Ağabeyin gelip seni tekme tokat alıp götürmeyeydi yaşayıp gidecektin demek onursuzca o evde, onlarla birlikte.
Kızıyorsun hâlâ ağabeyine, öldü gitti, affedemedin yıllardır. Oysa sana ne büyük iyilik yaptı o. Adapazarı'ndan İstanbul'a getirdi seni, Tekel'e işçi olarak girdin, emekli oldun, ev aldın. Kabahat sende, aklını kullanaydın, yeniden evlenirdin, çocuğun olabilirdi. 
Bir yerde haklısın da Azime, Tekel'e başvurduğun gün yediğin dayak unutulur gibi miydi? Nasıl da çakmak çakmak olmuştu gözleri ağabeyinin; "orospu mu olacaksın başımıza kaltak?" diye bağırıp vurdukça vurmuştu narin bedenine. Tıpkı Kenan'ın seni kaçırdığı günkü gibi, çürümüştü her yanın.
Çalışmak niye kötü olsundu ki? Her çalışan orospu mu oluyordu sanki. Köyde, senin yaşındaki kızlar fingirdeşirken oğlanlarla sen dönüp bakmazdın bile kimseye. İstemiyordun, Kenan'la bilmiştin bir erkeğin yakınlığını, temasını. Şimdi de öyle olacaktı, bakmayacaktın kimseye. Aptal. Bakmadın da ne oldu? Harcadın sen hayatını. 

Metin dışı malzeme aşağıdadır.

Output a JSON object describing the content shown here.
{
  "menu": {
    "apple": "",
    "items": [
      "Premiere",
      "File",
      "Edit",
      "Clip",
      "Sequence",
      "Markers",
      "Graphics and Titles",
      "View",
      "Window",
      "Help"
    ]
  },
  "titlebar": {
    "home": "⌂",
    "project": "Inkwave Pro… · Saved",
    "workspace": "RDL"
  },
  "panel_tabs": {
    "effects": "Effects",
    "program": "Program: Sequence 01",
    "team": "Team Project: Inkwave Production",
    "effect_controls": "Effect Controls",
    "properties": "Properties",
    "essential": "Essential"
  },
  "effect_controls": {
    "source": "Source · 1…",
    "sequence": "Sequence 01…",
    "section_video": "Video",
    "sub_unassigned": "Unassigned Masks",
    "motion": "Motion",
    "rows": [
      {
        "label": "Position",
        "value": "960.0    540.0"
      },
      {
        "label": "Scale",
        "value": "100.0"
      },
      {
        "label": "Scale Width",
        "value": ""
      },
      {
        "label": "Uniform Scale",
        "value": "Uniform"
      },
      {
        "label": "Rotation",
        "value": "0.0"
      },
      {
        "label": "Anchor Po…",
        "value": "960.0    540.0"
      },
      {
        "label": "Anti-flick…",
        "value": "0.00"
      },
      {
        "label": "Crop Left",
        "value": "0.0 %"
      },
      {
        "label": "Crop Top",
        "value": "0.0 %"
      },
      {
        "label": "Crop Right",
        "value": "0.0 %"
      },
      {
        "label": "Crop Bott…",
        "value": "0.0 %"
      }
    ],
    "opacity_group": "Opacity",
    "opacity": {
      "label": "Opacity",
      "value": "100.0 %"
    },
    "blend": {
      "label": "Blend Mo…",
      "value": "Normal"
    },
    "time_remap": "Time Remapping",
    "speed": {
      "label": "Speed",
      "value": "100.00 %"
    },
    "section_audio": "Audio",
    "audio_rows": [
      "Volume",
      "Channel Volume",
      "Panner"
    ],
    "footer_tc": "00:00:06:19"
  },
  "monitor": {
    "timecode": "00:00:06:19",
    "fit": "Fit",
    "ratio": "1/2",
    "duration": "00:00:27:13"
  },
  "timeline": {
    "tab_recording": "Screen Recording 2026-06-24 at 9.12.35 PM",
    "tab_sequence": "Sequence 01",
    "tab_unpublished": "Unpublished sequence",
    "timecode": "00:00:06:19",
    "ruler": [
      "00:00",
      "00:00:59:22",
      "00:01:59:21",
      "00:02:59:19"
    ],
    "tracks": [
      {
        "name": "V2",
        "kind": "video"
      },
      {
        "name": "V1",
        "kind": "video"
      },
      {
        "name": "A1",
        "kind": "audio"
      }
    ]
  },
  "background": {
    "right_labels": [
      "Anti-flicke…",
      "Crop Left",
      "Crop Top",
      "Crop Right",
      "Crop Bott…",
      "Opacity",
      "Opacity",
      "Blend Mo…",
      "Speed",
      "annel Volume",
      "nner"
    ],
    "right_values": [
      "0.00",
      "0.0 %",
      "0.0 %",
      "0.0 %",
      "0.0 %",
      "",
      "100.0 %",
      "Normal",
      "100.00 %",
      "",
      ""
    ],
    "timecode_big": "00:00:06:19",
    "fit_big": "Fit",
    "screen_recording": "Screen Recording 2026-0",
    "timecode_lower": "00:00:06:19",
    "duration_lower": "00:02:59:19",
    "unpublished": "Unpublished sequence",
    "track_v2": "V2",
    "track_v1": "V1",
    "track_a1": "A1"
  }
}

Orospu olmayacaktın elbet, ama adam gibi bir adam çıkmaz mıydı karşına? Almaz mıydı seni nikâhına? Zordu o yıllarda dul yaşamak bir başına İstanbul'da. Bak, Gamze, evlenmem artık diyor, evlenmez tabi, eskisi gibi değil ki şimdi, ama sen öyle miydin, evlenmeliydin. Geçmiş ola.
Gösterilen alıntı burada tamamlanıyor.